Mais le problème essentiel est que les acteurs de l’action sociale ne sont pas vraiment armés pour répondre à ces enjeux. Les fédérations et autres regroupements ont largement priorisé le niveau central et les approches sectorielles. C’est très souvent seulement sur des actions défensives que les fédérations et regroupement se retrouvent. C’est nécessaire mais très insuffisant. Au plan local, c’est le niveau régional qui domine et ce bien avant la création des ARS. Les acteurs ont largement raté les enjeux que recouvrait la décentralisation et surtout la montée en charge des compétences sociales du département. Il y a très peu d’exemple de véritables coopérations territoriales. Même lorsque la loi le prévoit, comme pour la commission exécutive des maisons pour l’autonomie des personnes handicapées, le collectif peine à s’imposer. L’absence de forums associatifs n’a pas permis d’imposer des modes institués de concertations collectifs aux autorités publiques. Les regroupements inter-associatifs (Creai, Uriopss) sont eux aussi restés rivés à la dimension régionale et n’ont pas su s’approprier cette départementalisation. Force est de constater que les associations se sont bien souvent contentées de relations directes avec les financeurs, chacune ayant l’impression de tirer son épingle du jeu.
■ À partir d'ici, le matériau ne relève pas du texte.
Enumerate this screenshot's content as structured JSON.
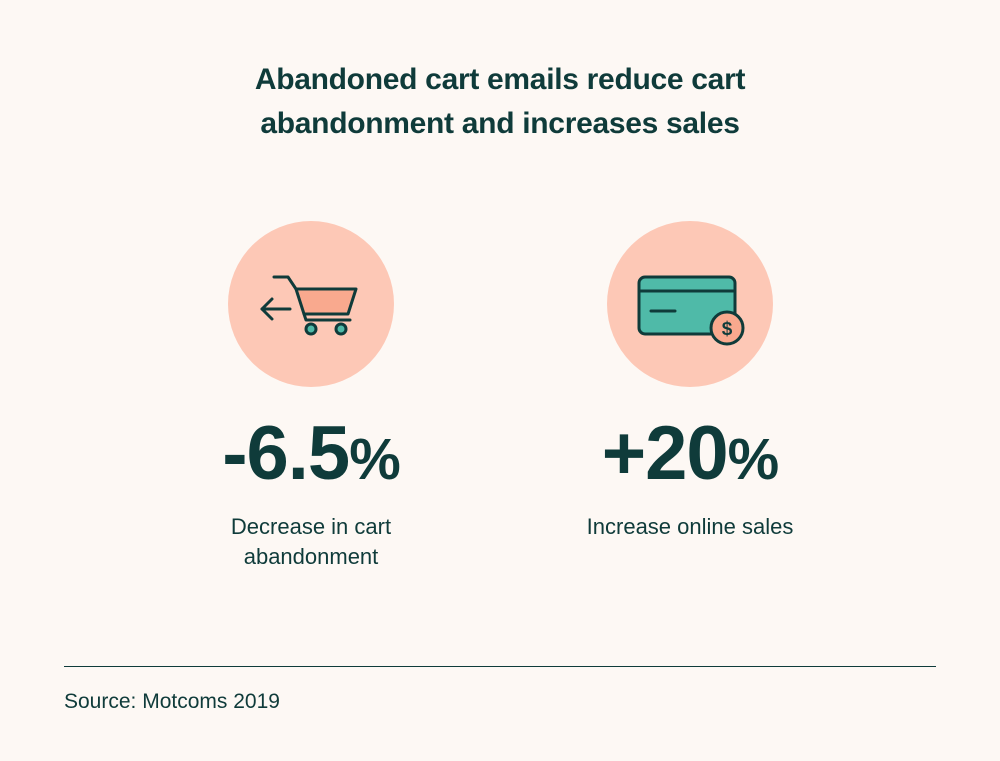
{
  "title": {
    "line1": "Abandoned cart emails reduce cart",
    "line2": "abandonment and increases sales"
  },
  "stats": [
    {
      "icon": "shopping-cart-icon",
      "value": "-6.5",
      "unit": "%",
      "caption_line1": "Decrease in cart",
      "caption_line2": "abandonment"
    },
    {
      "icon": "credit-card-dollar-icon",
      "value": "+20",
      "unit": "%",
      "caption_line1": "Increase online sales",
      "caption_line2": ""
    }
  ],
  "source": "Source: Motcoms 2019",
  "colors": {
    "background": "#fdf8f4",
    "text": "#0f3b3a",
    "circle": "#fdc8b6",
    "cart": "#f9a98e",
    "card": "#4fbaa8",
    "coin": "#f9a98e"
  }
}
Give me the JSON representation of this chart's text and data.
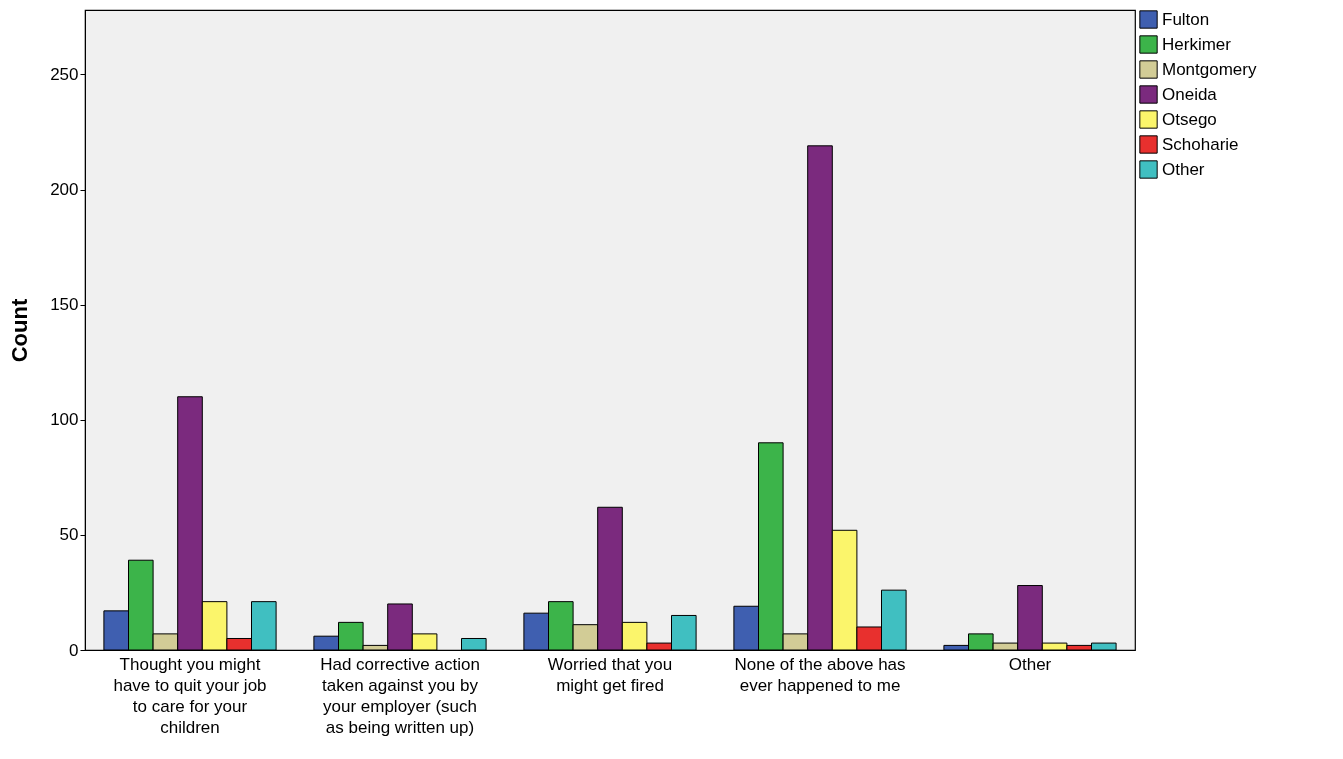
{
  "chart_data": {
    "type": "bar",
    "ylabel": "Count",
    "categories": [
      "Thought you might have to quit your job to care for your children",
      "Had corrective action taken against you by your employer (such as being written up)",
      "Worried that you might get fired",
      "None of the above has ever happened to me",
      "Other"
    ],
    "series": [
      {
        "name": "Fulton",
        "color": "#3f5fb0",
        "values": [
          17,
          6,
          16,
          19,
          2
        ]
      },
      {
        "name": "Herkimer",
        "color": "#3cb44a",
        "values": [
          39,
          12,
          21,
          90,
          7
        ]
      },
      {
        "name": "Montgomery",
        "color": "#d2cc96",
        "values": [
          7,
          2,
          11,
          7,
          3
        ]
      },
      {
        "name": "Oneida",
        "color": "#7b2a7e",
        "values": [
          110,
          20,
          62,
          219,
          28
        ]
      },
      {
        "name": "Otsego",
        "color": "#fbf56b",
        "values": [
          21,
          7,
          12,
          52,
          3
        ]
      },
      {
        "name": "Schoharie",
        "color": "#e8302e",
        "values": [
          5,
          null,
          3,
          10,
          2
        ]
      },
      {
        "name": "Other",
        "color": "#40bfc1",
        "values": [
          21,
          5,
          15,
          26,
          3
        ]
      }
    ],
    "ylim": [
      0,
      278
    ],
    "yticks": [
      0,
      50,
      100,
      150,
      200,
      250
    ],
    "grid": false,
    "legend": "top right"
  }
}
Ce n’est pas la procédure d’appel à projet qui va véritablement modifier la situation même si elle peut amener à des coopérations partielles d’opportunité ici ou là.

Conclusion

Rien n’est perdu. L’acte III intrigue, interroge et parfois inquiète. C’est très bien. Il y a là un espace potentiel pour reprendre les problématiques du local sous trois angles qui font système, l’ancrage territorial pour améliorer les réponses aux besoins des usagers, la revitalisation de la fonction citoyenne des associations et acteurs à travers une relecture des différents modes de solidarité, une construction des coopérations nécessaires pour porter une parole et un dessein communs.

Ainsi les acteurs pourront peser sur les modes de régulations, s’adapter aux différentes configurations qui vont se faire jour voire agir pour qu’elles soient le plus congruentes possibles avec les exigences de l’action sociale. C’est à la portée des acteurs car ces postures renouent avec l’origine même de l’action sociale et du fait associatif. Mais cela implique de rompre avec certaines évolutions, notamment gestionnaires ou de « cavalier seul », qui ont conduit de fait à une dévitalisation en termes de sens et à des processus d’instrumentalisation par les pouvoirs publics.

 


[1] Les éléments de cet article s’appuient sur l’avant projet de loi dans sa version validée du 6 février 2013. A priori c’est ce texte qui devrait être présenté au conseil des ministres.

[2] Pour une approche plus économique, voir le dossier coordonné par Sandra Moati, Décentralisation, le remède anticrise ? in Alternatives Economiques, n° 321, février 2013.

[3] « Le département met en œuvre la politique d’action sociale…il coordonne les actions menées sur son territoire qui y concourent…il organise la participation [des différents acteurs] à la définition des orientations en matière d’action sociale et à leur mise en œuvre ». Article L.121-1 du CASF issu de la loi n°2004-809 du 13 août 2004 relative aux libertés et aux responsabilités locales.

[4] Toutes les communes devront obligatoirement adhérer à une forme d’intercommunalité dont le périmètre sera fixé par voie réglementaire.

[5] Rappelons que l’union des CCAS a fait un lobbying considérable, et avec succès, pour que la loi relative au RSA inscrive qu’ils pouvaient être instructeurs ce qu’une majorité de conseils généraux ne voulaient pas.